La téléphonie casher : liberté du consommateur et coercition communautaire

Une nouvelle législation renforcerait les forfaits téléphoniques soumis à la censure rabbinique, ce qui soulève des questions sur les pressions et le contrôle internes de la société

Un homme marchant à côté d'une affiche de publicité pour Golan Telecom à Jérusalem, le 5 novembre 2015. (Crédit : Lior Mizrahi / Flash90)
Un homme marchant à côté d'une affiche de publicité pour Golan Telecom à Jérusalem, le 5 novembre 2015. (Crédit : Lior Mizrahi / Flash90)

Comme des centaines de milliers d’Israéliens issus des communautés ultra-orthodoxes, Daniel Saban a un forfait téléphonique qui bloque toutes les stations de radio grand public, les cinémas, les lignes d’assistance pour les questions de santé mentale et bien d’autres numéros jugés immoraux par les chefs spirituels de sa communauté.

Âgé de 34 ans et père de quatre enfants, originaire d’Ofakim (sud), Saban ne peut ni modifier ces filtres ni changer de forfait tout en conservant son numéro de téléphone actuel parce qu’il s’agit d’un abonnement dit « casher ».

Cette catégorie spéciale persiste en dépit des lois visant à donner aux consommateurs une plus grande liberté de choisir et d’adapter leurs propres forfaits. Pourtant, Saban n’est pas intéressé par la liberté offerte par ces lois : il soutient un projet de loi récemment présenté par des législateurs haredi à la Knesset visant à réduire ces lois de manière à ce que les restrictions sur les abonnements casher deviennent incontestables sur le plan judiciaire.

Ce projet de loi relance le débat sur les libertés des consommateurs dans le contexte des sociétés hiérarchiques haredi, et sur le rôle de l’État dans la prise en compte de leurs préférences.

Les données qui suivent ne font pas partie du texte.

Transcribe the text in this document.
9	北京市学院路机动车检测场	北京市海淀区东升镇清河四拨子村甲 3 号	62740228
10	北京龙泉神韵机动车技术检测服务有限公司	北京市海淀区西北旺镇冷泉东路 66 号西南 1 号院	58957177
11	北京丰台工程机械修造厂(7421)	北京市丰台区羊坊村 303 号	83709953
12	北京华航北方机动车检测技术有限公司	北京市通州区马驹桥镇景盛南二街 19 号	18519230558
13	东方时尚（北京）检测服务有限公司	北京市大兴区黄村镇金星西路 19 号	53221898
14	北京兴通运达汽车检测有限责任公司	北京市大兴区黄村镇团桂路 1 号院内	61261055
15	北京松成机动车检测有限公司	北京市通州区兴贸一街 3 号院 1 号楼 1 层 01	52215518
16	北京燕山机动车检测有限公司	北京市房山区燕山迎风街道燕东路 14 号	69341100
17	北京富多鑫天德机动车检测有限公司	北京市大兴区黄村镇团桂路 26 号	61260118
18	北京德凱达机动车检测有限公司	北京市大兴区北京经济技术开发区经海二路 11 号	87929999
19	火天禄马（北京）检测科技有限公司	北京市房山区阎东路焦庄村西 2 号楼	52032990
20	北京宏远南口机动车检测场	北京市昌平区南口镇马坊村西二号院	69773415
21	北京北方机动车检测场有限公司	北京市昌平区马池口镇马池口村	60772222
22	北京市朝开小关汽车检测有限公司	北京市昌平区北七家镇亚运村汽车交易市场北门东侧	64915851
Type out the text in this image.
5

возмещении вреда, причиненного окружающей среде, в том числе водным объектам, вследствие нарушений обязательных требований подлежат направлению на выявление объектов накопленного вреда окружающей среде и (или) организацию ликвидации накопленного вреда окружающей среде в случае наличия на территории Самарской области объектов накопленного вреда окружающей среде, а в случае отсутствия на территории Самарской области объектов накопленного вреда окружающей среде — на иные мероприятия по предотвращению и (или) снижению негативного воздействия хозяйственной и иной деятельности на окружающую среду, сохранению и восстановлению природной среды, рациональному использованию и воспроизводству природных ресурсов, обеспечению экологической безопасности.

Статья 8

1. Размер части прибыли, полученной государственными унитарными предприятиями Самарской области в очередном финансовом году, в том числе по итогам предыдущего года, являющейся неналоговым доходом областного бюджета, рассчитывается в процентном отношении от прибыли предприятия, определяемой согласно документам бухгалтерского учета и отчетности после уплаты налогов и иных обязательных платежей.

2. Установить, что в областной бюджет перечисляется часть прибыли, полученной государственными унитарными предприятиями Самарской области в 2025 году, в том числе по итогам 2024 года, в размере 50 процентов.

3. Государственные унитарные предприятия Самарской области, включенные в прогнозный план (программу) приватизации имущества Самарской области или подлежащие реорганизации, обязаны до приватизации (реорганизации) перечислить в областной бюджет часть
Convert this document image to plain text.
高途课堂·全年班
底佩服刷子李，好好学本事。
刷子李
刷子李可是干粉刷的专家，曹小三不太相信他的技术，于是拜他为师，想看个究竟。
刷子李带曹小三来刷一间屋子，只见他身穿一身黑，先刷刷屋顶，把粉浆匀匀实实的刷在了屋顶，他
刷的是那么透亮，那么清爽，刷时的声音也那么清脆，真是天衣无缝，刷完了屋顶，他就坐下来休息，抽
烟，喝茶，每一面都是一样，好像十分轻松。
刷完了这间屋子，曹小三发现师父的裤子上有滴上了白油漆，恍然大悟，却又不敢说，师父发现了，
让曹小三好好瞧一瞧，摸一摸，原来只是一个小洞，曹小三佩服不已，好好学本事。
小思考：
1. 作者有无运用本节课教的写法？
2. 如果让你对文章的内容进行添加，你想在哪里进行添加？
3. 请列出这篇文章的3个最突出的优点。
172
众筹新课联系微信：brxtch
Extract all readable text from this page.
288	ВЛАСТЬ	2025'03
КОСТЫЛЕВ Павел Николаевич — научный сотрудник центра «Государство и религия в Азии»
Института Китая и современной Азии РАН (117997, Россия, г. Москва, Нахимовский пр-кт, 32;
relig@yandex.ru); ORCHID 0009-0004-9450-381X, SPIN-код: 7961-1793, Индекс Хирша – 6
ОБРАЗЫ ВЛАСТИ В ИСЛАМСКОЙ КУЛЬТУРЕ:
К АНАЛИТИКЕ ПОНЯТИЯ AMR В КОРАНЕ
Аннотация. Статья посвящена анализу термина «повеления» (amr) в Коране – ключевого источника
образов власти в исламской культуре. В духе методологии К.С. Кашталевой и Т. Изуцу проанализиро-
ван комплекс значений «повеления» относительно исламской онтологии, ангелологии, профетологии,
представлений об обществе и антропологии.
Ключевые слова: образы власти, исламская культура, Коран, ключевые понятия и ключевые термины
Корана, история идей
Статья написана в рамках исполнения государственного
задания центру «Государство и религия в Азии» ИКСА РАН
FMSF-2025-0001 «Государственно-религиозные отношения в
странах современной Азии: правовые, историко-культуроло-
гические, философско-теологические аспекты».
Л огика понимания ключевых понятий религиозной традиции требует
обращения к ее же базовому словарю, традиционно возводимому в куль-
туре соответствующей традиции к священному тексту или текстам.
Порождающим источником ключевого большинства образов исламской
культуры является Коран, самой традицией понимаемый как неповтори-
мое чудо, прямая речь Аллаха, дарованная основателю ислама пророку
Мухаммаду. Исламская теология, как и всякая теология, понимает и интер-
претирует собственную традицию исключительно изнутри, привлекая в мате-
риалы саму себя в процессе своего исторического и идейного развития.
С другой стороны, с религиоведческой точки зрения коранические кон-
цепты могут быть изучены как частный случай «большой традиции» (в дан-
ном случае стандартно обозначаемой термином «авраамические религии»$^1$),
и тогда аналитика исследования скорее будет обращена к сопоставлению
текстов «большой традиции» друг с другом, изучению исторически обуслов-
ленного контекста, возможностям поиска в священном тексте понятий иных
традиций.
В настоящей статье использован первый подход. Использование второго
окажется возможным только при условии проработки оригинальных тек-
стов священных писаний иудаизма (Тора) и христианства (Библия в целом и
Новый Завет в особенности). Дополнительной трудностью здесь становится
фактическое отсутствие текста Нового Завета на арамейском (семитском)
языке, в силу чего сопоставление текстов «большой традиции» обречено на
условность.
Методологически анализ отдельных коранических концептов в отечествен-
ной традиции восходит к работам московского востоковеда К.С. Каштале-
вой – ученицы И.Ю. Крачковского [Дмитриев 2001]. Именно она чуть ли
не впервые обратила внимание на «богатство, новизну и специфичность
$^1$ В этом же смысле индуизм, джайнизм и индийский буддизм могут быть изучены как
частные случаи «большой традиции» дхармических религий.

Le nouveau projet de loi donnerait une base légale à la façon dont les opérateurs bloquent actuellement les abonnements des haredim, dont des numéros de téléphone sont identifiables et permettent de savoir qu’ils font partie de ces forfaits approuvés par les rabbins. Le projet de loi garantirait que ces abonnements restent imperméables à la réforme israélienne de 2005 sur la portabilité, qui a permis à la plupart des abonnés de changer d’opérateur ou de forfait tout en conservant leur numéro de téléphone.

Les opposants au projet de loi, qui a été approuvé en commission la semaine dernière en vue d’un vote en plénière, affirment qu’il renforce le contrôle des consommateurs par les rabbins et les opérateurs guidés par des intérêts financiers. Les partisans du projet de loi affirment qu’il permettrait à des centaines de milliers de consommateurs de bénéficier de garanties quant à l’intégrité du service téléphonique casher qu’ils achètent.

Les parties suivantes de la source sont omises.